Results and discussion

Results:
When total trihalomethanes and the 5 regulated haloacetic acids concentrations were divided into quartiles, no clear dose-response relationship was found with SGA. However, increased risk was observed when haloacetic concentrations were above the fourth quartile and when either trihalomethanes or haloacetic acids concentrations were above current water standards (adjusted OR = 1.5 [95% confidence interval = 1.1–1.9] and 1.4 [1.1–1.9], respectively).
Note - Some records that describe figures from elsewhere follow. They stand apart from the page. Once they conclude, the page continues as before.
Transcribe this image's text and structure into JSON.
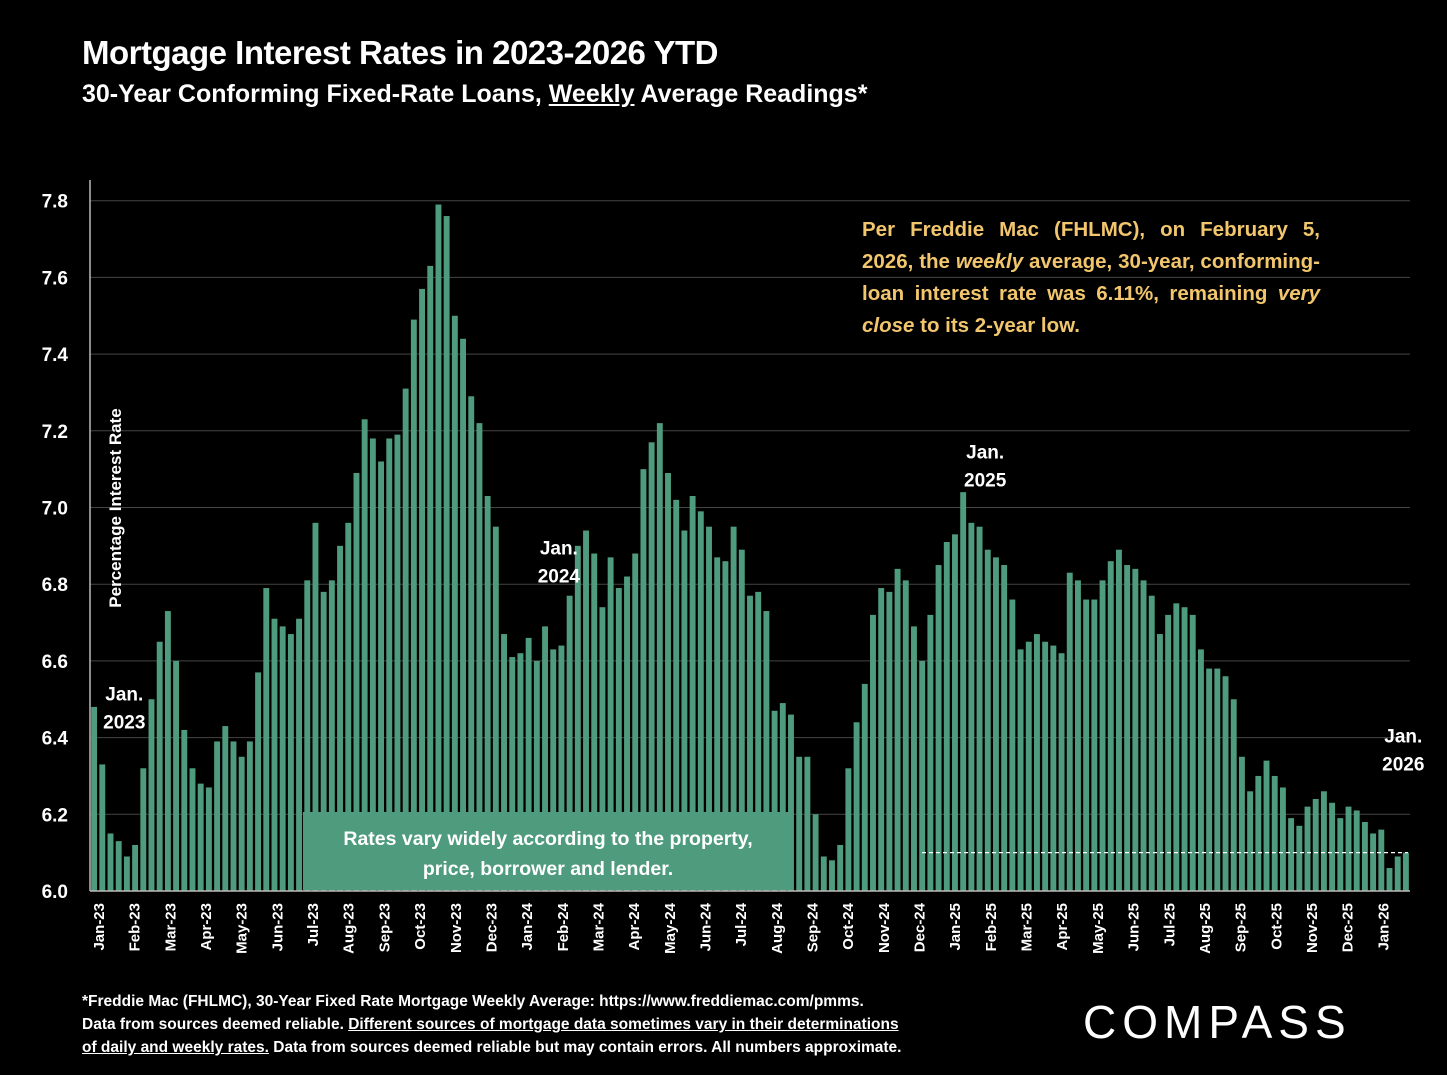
{
  "header": {
    "title": "Mortgage Interest Rates in 2023-2026 YTD",
    "subtitle_pre": "30-Year Conforming Fixed-Rate Loans, ",
    "subtitle_em": "Weekly",
    "subtitle_post": " Average Readings*"
  },
  "note": {
    "p1": "Per Freddie Mac (FHLMC), on February 5, 2026, the ",
    "em1": "weekly",
    "p2": " average, 30-year, conforming-loan interest rate was 6.11%, remaining ",
    "em2": "very close",
    "p3": " to its 2-year low."
  },
  "footer": {
    "line1": "*Freddie Mac (FHLMC), 30-Year Fixed Rate Mortgage Weekly Average:  https://www.freddiemac.com/pmms.",
    "line2a": "Data from sources deemed reliable. ",
    "line2u": "Different sources of mortgage data sometimes vary in their determinations",
    "line3u": "of daily and weekly rates.",
    "line3b": " Data from sources deemed reliable but may contain errors. All numbers approximate."
  },
  "logo": "COMPASS",
  "colors": {
    "bar": "#4f9b7d",
    "background": "#000000",
    "note": "#f2c66d",
    "grid": "#444444"
  },
  "chart_data": {
    "type": "bar",
    "ylabel": "Percentage Interest  Rate",
    "ylim": [
      6.0,
      7.85
    ],
    "yticks": [
      "6.0",
      "6.2",
      "6.4",
      "6.6",
      "6.8",
      "7.0",
      "7.2",
      "7.4",
      "7.6",
      "7.8"
    ],
    "xticks": [
      "Jan-23",
      "Feb-23",
      "Mar-23",
      "Apr-23",
      "May-23",
      "Jun-23",
      "Jul-23",
      "Aug-23",
      "Sep-23",
      "Oct-23",
      "Nov-23",
      "Dec-23",
      "Jan-24",
      "Feb-24",
      "Mar-24",
      "Apr-24",
      "May-24",
      "Jun-24",
      "Jul-24",
      "Aug-24",
      "Sep-24",
      "Oct-24",
      "Nov-24",
      "Dec-24",
      "Jan-25",
      "Feb-25",
      "Mar-25",
      "Apr-25",
      "May-25",
      "Jun-25",
      "Jul-25",
      "Aug-25",
      "Sep-25",
      "Oct-25",
      "Nov-25",
      "Dec-25",
      "Jan-26"
    ],
    "values": [
      6.48,
      6.33,
      6.15,
      6.13,
      6.09,
      6.12,
      6.32,
      6.5,
      6.65,
      6.73,
      6.6,
      6.42,
      6.32,
      6.28,
      6.27,
      6.39,
      6.43,
      6.39,
      6.35,
      6.39,
      6.57,
      6.79,
      6.71,
      6.69,
      6.67,
      6.71,
      6.81,
      6.96,
      6.78,
      6.81,
      6.9,
      6.96,
      7.09,
      7.23,
      7.18,
      7.12,
      7.18,
      7.19,
      7.31,
      7.49,
      7.57,
      7.63,
      7.79,
      7.76,
      7.5,
      7.44,
      7.29,
      7.22,
      7.03,
      6.95,
      6.67,
      6.61,
      6.62,
      6.66,
      6.6,
      6.69,
      6.63,
      6.64,
      6.77,
      6.9,
      6.94,
      6.88,
      6.74,
      6.87,
      6.79,
      6.82,
      6.88,
      7.1,
      7.17,
      7.22,
      7.09,
      7.02,
      6.94,
      7.03,
      6.99,
      6.95,
      6.87,
      6.86,
      6.95,
      6.89,
      6.77,
      6.78,
      6.73,
      6.47,
      6.49,
      6.46,
      6.35,
      6.35,
      6.2,
      6.09,
      6.08,
      6.12,
      6.32,
      6.44,
      6.54,
      6.72,
      6.79,
      6.78,
      6.84,
      6.81,
      6.69,
      6.6,
      6.72,
      6.85,
      6.91,
      6.93,
      7.04,
      6.96,
      6.95,
      6.89,
      6.87,
      6.85,
      6.76,
      6.63,
      6.65,
      6.67,
      6.65,
      6.64,
      6.62,
      6.83,
      6.81,
      6.76,
      6.76,
      6.81,
      6.86,
      6.89,
      6.85,
      6.84,
      6.81,
      6.77,
      6.67,
      6.72,
      6.75,
      6.74,
      6.72,
      6.63,
      6.58,
      6.58,
      6.56,
      6.5,
      6.35,
      6.26,
      6.3,
      6.34,
      6.3,
      6.27,
      6.19,
      6.17,
      6.22,
      6.24,
      6.26,
      6.23,
      6.19,
      6.22,
      6.21,
      6.18,
      6.15,
      6.16,
      6.06,
      6.09,
      6.1
    ],
    "annotations": [
      {
        "line1": "Jan.",
        "line2": "2023",
        "index": 1,
        "y": 6.44
      },
      {
        "line1": "Jan.",
        "line2": "2024",
        "index": 54,
        "y": 6.82
      },
      {
        "line1": "Jan.",
        "line2": "2025",
        "index": 106,
        "y": 7.07
      },
      {
        "line1": "Jan.",
        "line2": "2026",
        "index": 157,
        "y": 6.33
      }
    ],
    "callout": [
      "Rates vary widely according to the property,",
      "price, borrower and lender."
    ],
    "reference_line": 6.1,
    "grid": true
  }
}
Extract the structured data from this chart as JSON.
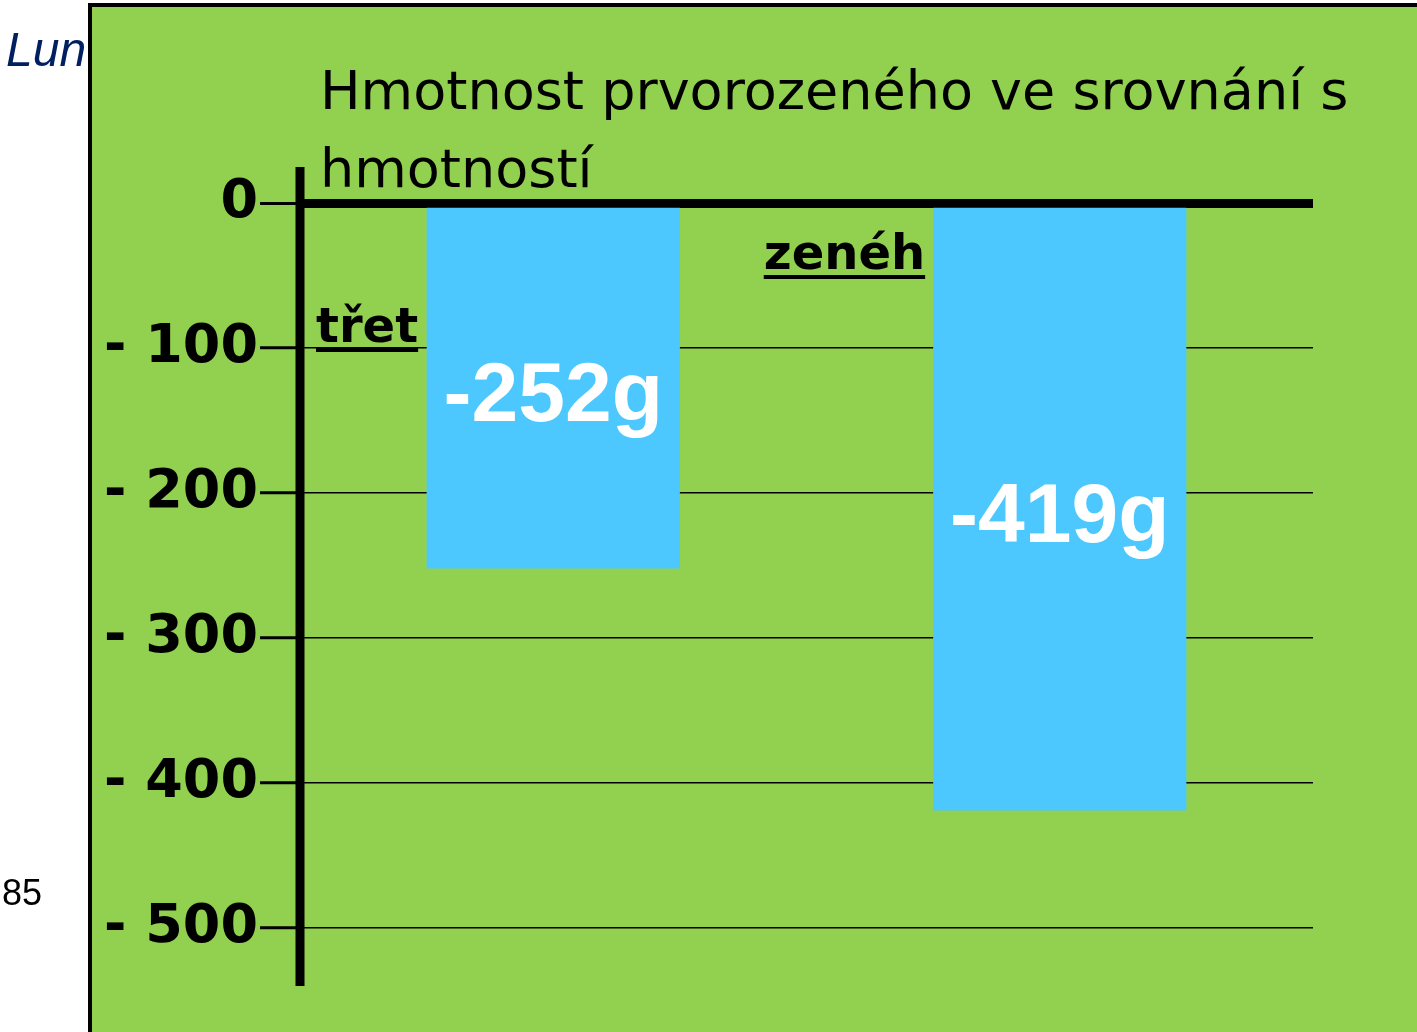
{
  "chart_data": {
    "type": "bar",
    "title": "Hmotnost prvorozeného ve srovnání s  hmotností",
    "categories": [
      null,
      null
    ],
    "values": [
      -252,
      -419
    ],
    "value_labels": [
      "-252g",
      "-419g"
    ],
    "color": "#4dc8ff",
    "ylim": [
      -540,
      25
    ],
    "yticks": [
      {
        "value": 0,
        "label": "0"
      },
      {
        "value": -100,
        "label": "- 100"
      },
      {
        "value": -200,
        "label": "- 200"
      },
      {
        "value": -300,
        "label": "- 300"
      },
      {
        "value": -400,
        "label": "- 400"
      },
      {
        "value": -500,
        "label": "- 500"
      }
    ],
    "grid": "y",
    "tick_labels": "y",
    "annotations": [
      "zenéh",
      "třet",
      "Lun",
      "85"
    ]
  }
}
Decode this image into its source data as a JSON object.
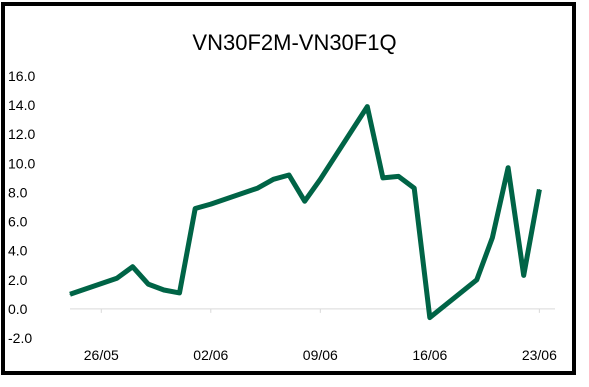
{
  "chart_data": {
    "type": "line",
    "title": "VN30F2M-VN30F1Q",
    "xlabel": "",
    "ylabel": "",
    "ylim": [
      -2.0,
      16.0
    ],
    "yticks": [
      "-2.0",
      "0.0",
      "2.0",
      "4.0",
      "6.0",
      "8.0",
      "10.0",
      "12.0",
      "14.0",
      "16.0"
    ],
    "ytick_values": [
      -2,
      0,
      2,
      4,
      6,
      8,
      10,
      12,
      14,
      16
    ],
    "xlim": [
      "2023-05-24",
      "2023-06-24"
    ],
    "xticks": [
      "26/05",
      "02/06",
      "09/06",
      "16/06",
      "23/06"
    ],
    "xtick_dates": [
      "2023-05-26",
      "2023-06-02",
      "2023-06-09",
      "2023-06-16",
      "2023-06-23"
    ],
    "grid": false,
    "legend": "none",
    "line_color": "#006446",
    "series": [
      {
        "x": [
          "2023-05-24",
          "2023-05-27",
          "2023-05-28",
          "2023-05-29",
          "2023-05-30",
          "2023-05-31",
          "2023-06-01",
          "2023-06-02",
          "2023-06-05",
          "2023-06-06",
          "2023-06-07",
          "2023-06-08",
          "2023-06-09",
          "2023-06-12",
          "2023-06-13",
          "2023-06-14",
          "2023-06-15",
          "2023-06-16",
          "2023-06-19",
          "2023-06-20",
          "2023-06-21",
          "2023-06-22",
          "2023-06-23"
        ],
        "values": [
          1.0,
          2.1,
          2.9,
          1.7,
          1.3,
          1.1,
          6.9,
          7.2,
          8.3,
          8.9,
          9.2,
          7.4,
          8.9,
          13.9,
          9.0,
          9.1,
          8.3,
          -0.6,
          2.0,
          4.9,
          9.7,
          2.3,
          8.2
        ]
      }
    ]
  }
}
Inhalation and dermal absorption of trihalomethanes did not contribute to this risk, but a monotonic dose-response was found with haloacetic acids ingestion.
Confounding factors:
The following variables documented during the interview were considered: maternal age, maternal ethnicity, maternal education, annual household income, working status, marital status, prepregnancy body mass index, parity, history of chronic disease, medical problem during pregnancy, active and passive maternal smoking throughout the pregnancy, coffee and alcohol consumption, and risky occupational exposure.

Applicant's summary and conclusion

Conclusions:
Oral exposure to high levels of chlorination by-products in drinking water could be a risk factor for term SGA (Small for-Gestational-Age). In light of the consistent association with the oral route and a monotonic dose-response with haloacetic acids ingestion, this
study provides some support regarding the effects of nonvolatile haloacetic acids. However, this seems related to the presence of dichloro- and trichloroaectic acids rather than monochloroacetic acis (MCA).